In effetti, il gas accresce la propria densità man mano che si avvicina al centro e si “affastella” in un volume sempre minore. Dunque, i singoli elementi di gas non cadono liberamente verso il centro, ma trasformano la maggior parte della propria energia potenziale in compressione e in calore (giacché un gas compresso aumenta la sua temperatura, com’è facile verificare ogni volta che si gonfiano le ruote di una bicicletta). Inoltre, un elemento di fluido non ha mai una traiettoria perfettamente radiale, ma si avvicina verso il centro spiraleggiando su orbite sempre più strette e più veloci, a causa della conservazione del momento angolare (la stessa responsabile dell’accelerazione di una pattinatrice sul ghiaccio che accosti al corpo le braccia, dopo che ha cominciato a piroettare con le braccia tese verso l’esterno). In conclusione, a causa della rotazione il gas non accresce sul buco nero sfericamente da ogni direzione, ma forma un disco di accrescimento. Man mano che il gas si avvicina spiraleggiando verso il centro, diventa sempre più caldo ed emette radiazione.

 

Fig. 3.

 

È interessante valutare l’efficienza del meccanismo di accrescimento nella produzione di radiazione. La teoria della relatività stabilisce che a ogni corpo di massa m è associata un’energia di riposo mc2 (dove c è la velocità della luce); è proprio l’utilizzo di questa energia che rende possibile, ad esempio, le reazioni nucleari. Infatti, il peso di un nucleo atomico, ad esempio l’elio, è inferiore al peso dei due protoni e dei due neutroni che lo compongono: la massa mancante è stata trasformata in radiazione al momento della fusione nucleare. L’efficienza delle reazioni nucleari che tengono acceso il Sole è pari solo allo 0,7% (ovvero solo lo 0,7% della massa dei protoni e dei neutroni che si fondono in elio viene trasformata in radiazione). Al contrario, si può dimostrare che l’efficienza del processo di accrescimento su un buco nero può arrivare a superare il 40%, ovvero oltre il 40% dell’energia di riposo del gas che cade nel buco nero viene irraggiata. Questa percentuale è davvero alta ed è per questo motivo che gli astrofisici sono propensi a credere che le enormi energie liberate all’interno di un quasar siano di origine gravitazionale piuttosto che nucleare.

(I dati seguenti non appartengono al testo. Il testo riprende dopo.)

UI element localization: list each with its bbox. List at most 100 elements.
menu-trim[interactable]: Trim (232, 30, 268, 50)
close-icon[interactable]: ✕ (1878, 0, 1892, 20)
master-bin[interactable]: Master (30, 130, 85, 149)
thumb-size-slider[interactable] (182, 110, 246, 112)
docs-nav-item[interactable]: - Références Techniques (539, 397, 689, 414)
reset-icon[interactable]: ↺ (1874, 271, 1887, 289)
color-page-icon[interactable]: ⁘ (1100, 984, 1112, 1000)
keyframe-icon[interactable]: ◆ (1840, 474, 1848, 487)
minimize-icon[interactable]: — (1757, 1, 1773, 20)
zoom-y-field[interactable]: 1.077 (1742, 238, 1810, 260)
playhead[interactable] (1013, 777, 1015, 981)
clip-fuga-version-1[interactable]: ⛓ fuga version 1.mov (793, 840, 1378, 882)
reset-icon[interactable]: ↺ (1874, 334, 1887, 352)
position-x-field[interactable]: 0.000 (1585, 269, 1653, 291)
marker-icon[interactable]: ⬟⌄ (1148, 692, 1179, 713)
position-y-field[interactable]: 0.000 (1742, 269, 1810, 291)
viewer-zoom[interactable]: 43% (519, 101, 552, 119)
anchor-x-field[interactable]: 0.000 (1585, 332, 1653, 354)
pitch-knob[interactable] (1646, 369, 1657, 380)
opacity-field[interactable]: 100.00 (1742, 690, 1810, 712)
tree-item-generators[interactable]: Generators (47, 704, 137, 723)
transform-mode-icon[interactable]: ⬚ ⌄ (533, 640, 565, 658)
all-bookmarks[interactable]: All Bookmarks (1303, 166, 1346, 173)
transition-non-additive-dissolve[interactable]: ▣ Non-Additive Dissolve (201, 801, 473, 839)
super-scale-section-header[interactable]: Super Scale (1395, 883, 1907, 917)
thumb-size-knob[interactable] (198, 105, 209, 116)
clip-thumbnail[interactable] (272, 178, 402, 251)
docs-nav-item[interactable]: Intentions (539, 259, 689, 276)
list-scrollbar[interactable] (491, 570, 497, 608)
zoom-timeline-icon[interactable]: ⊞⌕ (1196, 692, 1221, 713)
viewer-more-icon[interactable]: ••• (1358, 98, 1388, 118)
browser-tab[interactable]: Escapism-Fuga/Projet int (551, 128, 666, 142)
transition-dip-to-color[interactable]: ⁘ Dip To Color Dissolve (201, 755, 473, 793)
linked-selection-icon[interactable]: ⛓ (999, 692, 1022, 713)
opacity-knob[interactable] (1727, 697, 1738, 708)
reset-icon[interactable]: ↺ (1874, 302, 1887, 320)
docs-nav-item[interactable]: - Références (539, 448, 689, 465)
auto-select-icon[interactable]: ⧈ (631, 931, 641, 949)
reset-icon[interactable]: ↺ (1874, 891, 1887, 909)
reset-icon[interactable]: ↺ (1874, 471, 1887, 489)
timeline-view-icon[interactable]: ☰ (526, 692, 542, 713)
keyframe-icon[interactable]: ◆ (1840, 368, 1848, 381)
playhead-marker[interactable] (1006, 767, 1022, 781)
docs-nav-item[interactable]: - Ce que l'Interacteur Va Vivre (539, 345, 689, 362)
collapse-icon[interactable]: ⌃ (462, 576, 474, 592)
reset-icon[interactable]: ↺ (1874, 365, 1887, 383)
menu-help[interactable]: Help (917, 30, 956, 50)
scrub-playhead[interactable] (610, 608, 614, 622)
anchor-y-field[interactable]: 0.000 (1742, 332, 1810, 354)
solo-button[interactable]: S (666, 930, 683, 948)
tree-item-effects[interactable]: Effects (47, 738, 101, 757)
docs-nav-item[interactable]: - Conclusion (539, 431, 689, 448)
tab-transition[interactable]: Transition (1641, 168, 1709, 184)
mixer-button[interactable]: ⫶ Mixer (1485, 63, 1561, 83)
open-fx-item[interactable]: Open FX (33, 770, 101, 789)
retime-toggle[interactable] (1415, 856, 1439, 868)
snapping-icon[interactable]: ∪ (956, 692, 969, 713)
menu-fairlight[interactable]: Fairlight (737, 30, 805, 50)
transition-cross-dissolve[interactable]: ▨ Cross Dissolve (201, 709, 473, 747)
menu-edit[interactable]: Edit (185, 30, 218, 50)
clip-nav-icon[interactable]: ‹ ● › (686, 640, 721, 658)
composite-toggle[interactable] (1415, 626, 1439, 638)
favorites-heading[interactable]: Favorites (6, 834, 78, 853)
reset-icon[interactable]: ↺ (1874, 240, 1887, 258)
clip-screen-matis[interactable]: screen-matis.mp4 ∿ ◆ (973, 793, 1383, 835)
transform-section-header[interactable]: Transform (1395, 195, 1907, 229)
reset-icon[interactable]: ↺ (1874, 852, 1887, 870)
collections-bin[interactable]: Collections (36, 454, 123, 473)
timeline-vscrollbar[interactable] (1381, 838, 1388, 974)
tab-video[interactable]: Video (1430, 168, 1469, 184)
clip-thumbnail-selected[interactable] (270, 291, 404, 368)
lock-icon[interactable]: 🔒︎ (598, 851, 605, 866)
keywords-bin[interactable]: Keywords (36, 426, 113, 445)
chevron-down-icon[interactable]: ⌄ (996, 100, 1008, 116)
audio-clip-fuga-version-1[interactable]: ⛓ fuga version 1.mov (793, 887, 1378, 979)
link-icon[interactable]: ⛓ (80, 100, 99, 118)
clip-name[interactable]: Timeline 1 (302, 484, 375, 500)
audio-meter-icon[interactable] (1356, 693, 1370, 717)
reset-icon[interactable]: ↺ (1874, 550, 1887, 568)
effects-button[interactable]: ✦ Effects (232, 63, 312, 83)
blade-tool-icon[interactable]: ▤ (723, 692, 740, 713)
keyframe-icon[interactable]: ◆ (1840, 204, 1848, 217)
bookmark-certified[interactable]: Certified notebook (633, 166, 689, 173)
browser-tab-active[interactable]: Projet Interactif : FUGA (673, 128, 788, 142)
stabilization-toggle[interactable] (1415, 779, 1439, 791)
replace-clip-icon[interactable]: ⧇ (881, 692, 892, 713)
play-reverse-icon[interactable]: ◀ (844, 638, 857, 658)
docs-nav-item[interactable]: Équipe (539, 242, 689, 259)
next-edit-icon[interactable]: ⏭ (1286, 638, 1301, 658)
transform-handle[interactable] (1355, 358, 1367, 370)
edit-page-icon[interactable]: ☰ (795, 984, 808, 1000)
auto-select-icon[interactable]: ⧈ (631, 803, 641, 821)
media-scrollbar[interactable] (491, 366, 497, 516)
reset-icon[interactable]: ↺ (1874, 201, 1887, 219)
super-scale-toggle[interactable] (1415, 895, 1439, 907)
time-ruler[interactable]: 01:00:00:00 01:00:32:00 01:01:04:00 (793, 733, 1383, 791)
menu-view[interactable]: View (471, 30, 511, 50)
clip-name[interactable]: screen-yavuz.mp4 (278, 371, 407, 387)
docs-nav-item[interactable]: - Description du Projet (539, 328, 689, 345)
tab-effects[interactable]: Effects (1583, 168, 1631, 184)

Da quanto detto fino ad ora potrebbe sembrare che si possano generare luminosità arbitrariamente elevate facendo accrescere materiale su un buco nero ad un tasso sufficientemente alto. In realtà esiste un limite all’intensità di radiazione prodotta da un fissato oggetto centrale. Questa luminosità limite viene detta luminosità di Eddington, e verrà discussa nel prossimo numero.